Dall’analisi del numero di giorni di malattia, in Italia il dato medio è stato pari a 8,5; se nel settore pubblico si è attestato a 8,3, nel privato è stato leggermente superiore e pari a 8,6. In tutti i casi, comunque, rispetto al 2017 la situazione è in netto miglioramento: il dato medio nazionale, ad esempio, è sceso del 16 per cento. Le differenze a livello regionale sono comunque molto marcate. La media dell’8,5 è superata da 13 regioni su 20. La regione con i lavoratori la cui salute è più cagionevole è la Calabria: chi si è ammalato è rimasto a casa mediamente 15,3 giorni (9,6 giorni l’assenza dei dipendenti pubblici e ben 18,8 degli occupati nel privato). Praticamente il doppio di quanto registrato in Emilia Romagna e in Veneto: entrambe hanno “cumulato” 7,8 giornate medie di malattia. Dopo la Calabria, i lavoratori più “malaticci” sono quelli della Basilicata con 10,2 giornate medie di assenza. Seguono gli occupati della Valle d’Aosta (9,7), della Sardegna (9,6), del Molise (9,4). Rispetto al 2017, in tutte le regioni il numero delle giornate medie di assenza per malattia è in calo, con punte del -20 per cento proprio nel Mezzogiorno (addirittura -23 per cento in Calabria).

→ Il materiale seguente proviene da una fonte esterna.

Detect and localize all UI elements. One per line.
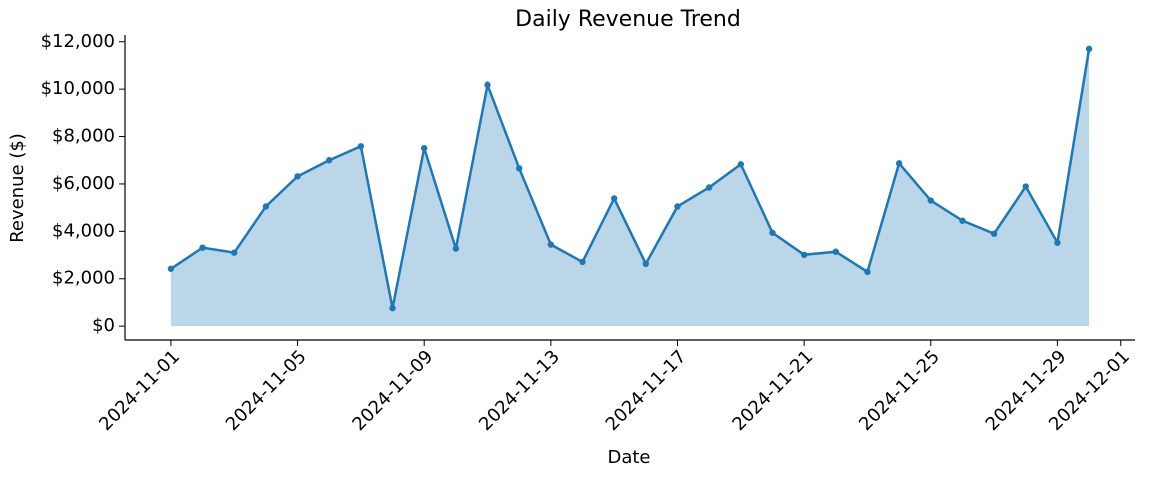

Fin qui i dati, sui quali possono essere fatte alcune considerazioni. Prima, però, giova ricordare che i giorni di malattia non sono pagati in pieno come gli altri. Quindi, qualcosa lo si perde. L’aspetto che dovrebbe far pensare riguarda la lunghezza delle assenze: avere più malattie, ma più brevi, è il risultato delle cosiddette “malattie giornaliere” per non andare a lavorare quando non se ne ha voglia. Nel privato le malattie sono più lunghe perché in genere – ovvio ci sono anche qui i furbetti – sono malattie ritenute “vere” e non inventate (anche per le diverse salvaguardie, maggiori per i dipendenti pubblici che non per i privati). Ammalarsi e potersi curare è un diritto; è chiaro che il dipendente “privato” ha maggiori remore ad assentarsi di meno (per esempio per un forte raffreddore o mal di testa o un colpo di sciatica); perciò, non è che si ammali di meno, ma si cura di meno e quando si assenta per malattia lo fa perché proprio non può esimersi. Illuminanti due commenti, apparsi in Rete, sullo studio della Cgia: “È noto che i dipendenti pubblici sono mediamente più propensi ad ammalarsi rispetto quelli del settore privato: i primi hanno garantito lo stipendio fino alla pensione con poco stress, mentre i secondi vivono nel timore che se perdono il lavoro (ed è possibile a prescindere dal merito) dopo i 50 sono guai”; “Magari semplicemente nel pubblico se ti ammali non subisci i ricatti che invece sono frequenti nel privato. Ho lavorato nel privato e poi nel pubblico, quindi so di cosa parlo!”. Sarebbe interessante che qualche istituto si prendesse la briga di calcolare le differenze di aspettativa di vita fra quelli che lavorano nel privato e quelli che hanno impieghi pubblici.